Characterizing and Demystifying the Implicit Convolution Algorithm on Commercial Matrix-Multiplication Accelerators

TL;DR

This paper analyzes a memory-efficient implicit im2col algorithm used in Google's TPU and demonstrates its effectiveness and potential applicability to Nvidia's Tensor Cores, enhancing convolution support on GEMM-based accelerators.

Contribution

It introduces a novel implicit im2col algorithm that is both hardware-friendly and scalable, enabling efficient convolution on GEMM-based accelerators like TPU and TCs.

Findings

The algorithm is adopted in commercial platforms.

It achieves near-zero overhead in converting convolution to GEMM.

It outperforms existing methods on Nvidia's Tensor Cores.

Abstract

Many of today's deep neural network accelerators, e.g., Google's TPU and NVIDIA's tensor core, are built around accelerating the general matrix multiplication (i.e., GEMM).
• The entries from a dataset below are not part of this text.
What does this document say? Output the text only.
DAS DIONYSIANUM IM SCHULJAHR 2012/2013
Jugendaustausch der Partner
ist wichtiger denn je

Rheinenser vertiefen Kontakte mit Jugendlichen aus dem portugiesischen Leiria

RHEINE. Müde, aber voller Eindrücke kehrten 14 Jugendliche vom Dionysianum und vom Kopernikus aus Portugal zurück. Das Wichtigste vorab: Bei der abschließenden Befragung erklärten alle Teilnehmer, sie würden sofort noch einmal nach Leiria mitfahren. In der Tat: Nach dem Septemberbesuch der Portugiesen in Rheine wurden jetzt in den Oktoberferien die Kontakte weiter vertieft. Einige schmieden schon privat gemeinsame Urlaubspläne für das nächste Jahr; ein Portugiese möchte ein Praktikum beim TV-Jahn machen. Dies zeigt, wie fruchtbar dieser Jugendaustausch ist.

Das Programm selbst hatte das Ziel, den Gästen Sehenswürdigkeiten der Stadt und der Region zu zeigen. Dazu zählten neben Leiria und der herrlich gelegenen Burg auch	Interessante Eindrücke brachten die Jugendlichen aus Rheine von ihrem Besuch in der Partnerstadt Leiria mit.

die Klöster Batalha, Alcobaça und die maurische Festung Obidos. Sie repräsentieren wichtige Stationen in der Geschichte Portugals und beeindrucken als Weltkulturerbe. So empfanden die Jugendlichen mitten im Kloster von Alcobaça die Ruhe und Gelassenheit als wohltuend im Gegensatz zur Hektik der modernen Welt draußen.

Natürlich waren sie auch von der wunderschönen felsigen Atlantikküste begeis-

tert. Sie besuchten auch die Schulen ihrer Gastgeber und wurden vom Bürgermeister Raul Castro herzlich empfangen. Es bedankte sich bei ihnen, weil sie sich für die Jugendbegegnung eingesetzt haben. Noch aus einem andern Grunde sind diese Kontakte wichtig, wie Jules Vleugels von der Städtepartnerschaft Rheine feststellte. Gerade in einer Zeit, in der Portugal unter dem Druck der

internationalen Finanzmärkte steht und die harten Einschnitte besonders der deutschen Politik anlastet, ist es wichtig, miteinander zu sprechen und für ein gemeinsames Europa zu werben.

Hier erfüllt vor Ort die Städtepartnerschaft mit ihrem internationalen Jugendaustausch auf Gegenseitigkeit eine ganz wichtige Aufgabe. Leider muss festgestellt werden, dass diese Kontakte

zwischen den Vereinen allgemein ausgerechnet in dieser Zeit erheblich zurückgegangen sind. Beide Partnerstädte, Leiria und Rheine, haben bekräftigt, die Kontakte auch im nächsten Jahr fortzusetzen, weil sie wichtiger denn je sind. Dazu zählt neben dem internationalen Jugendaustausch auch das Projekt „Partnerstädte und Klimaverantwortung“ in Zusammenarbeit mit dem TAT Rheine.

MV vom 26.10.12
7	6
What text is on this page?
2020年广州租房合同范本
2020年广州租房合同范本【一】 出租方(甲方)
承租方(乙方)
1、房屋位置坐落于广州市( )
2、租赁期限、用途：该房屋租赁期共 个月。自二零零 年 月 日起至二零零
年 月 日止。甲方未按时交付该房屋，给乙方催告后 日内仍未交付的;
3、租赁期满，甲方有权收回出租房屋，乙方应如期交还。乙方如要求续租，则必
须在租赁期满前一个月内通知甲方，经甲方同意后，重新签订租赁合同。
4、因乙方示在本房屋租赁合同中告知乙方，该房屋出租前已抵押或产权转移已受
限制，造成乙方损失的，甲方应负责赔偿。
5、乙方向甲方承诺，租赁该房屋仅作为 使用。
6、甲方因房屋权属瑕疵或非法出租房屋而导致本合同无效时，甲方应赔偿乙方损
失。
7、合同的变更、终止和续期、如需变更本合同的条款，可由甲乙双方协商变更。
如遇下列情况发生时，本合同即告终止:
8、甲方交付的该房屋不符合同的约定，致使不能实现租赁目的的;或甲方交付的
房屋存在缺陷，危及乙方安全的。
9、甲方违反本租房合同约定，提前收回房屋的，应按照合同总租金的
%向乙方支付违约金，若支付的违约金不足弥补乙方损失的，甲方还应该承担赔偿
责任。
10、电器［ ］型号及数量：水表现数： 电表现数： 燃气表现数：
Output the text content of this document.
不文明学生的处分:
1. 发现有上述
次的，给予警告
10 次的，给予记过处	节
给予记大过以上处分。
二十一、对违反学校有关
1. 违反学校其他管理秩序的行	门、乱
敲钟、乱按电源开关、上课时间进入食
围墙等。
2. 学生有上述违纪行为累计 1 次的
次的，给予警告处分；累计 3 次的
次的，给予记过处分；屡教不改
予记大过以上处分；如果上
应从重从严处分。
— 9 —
However, supporting convolution on GEMM-based accelerators is not trivial. The naive method explicitly lowers the convolution to GEMM, commonly known as im2col, which introduces significant performance and memory overhead. Existing implicit im2col algorithms require unscalable hardware and are inefficient in supporting important convolution variants such as strided convolution. In this paper, we propose a memory-efficient and hardware-friendly implicit im2col algorithm used by Google's TPU, which dynamically converts a convolution into a GEMM with practically zero performance and memory overhead, fully unleashing the power of GEMM engines. Through comprehensive experimental results, we quantitatively argue that this algorithm has been adopted in commercial closed-source platforms, and we are the first to describe its high-level idea and implementation details. Finally, we show that our algorithm can also be generally applied to Nvidia's Tensor Cores (TC), matching and out-performing the measured performance on TCs.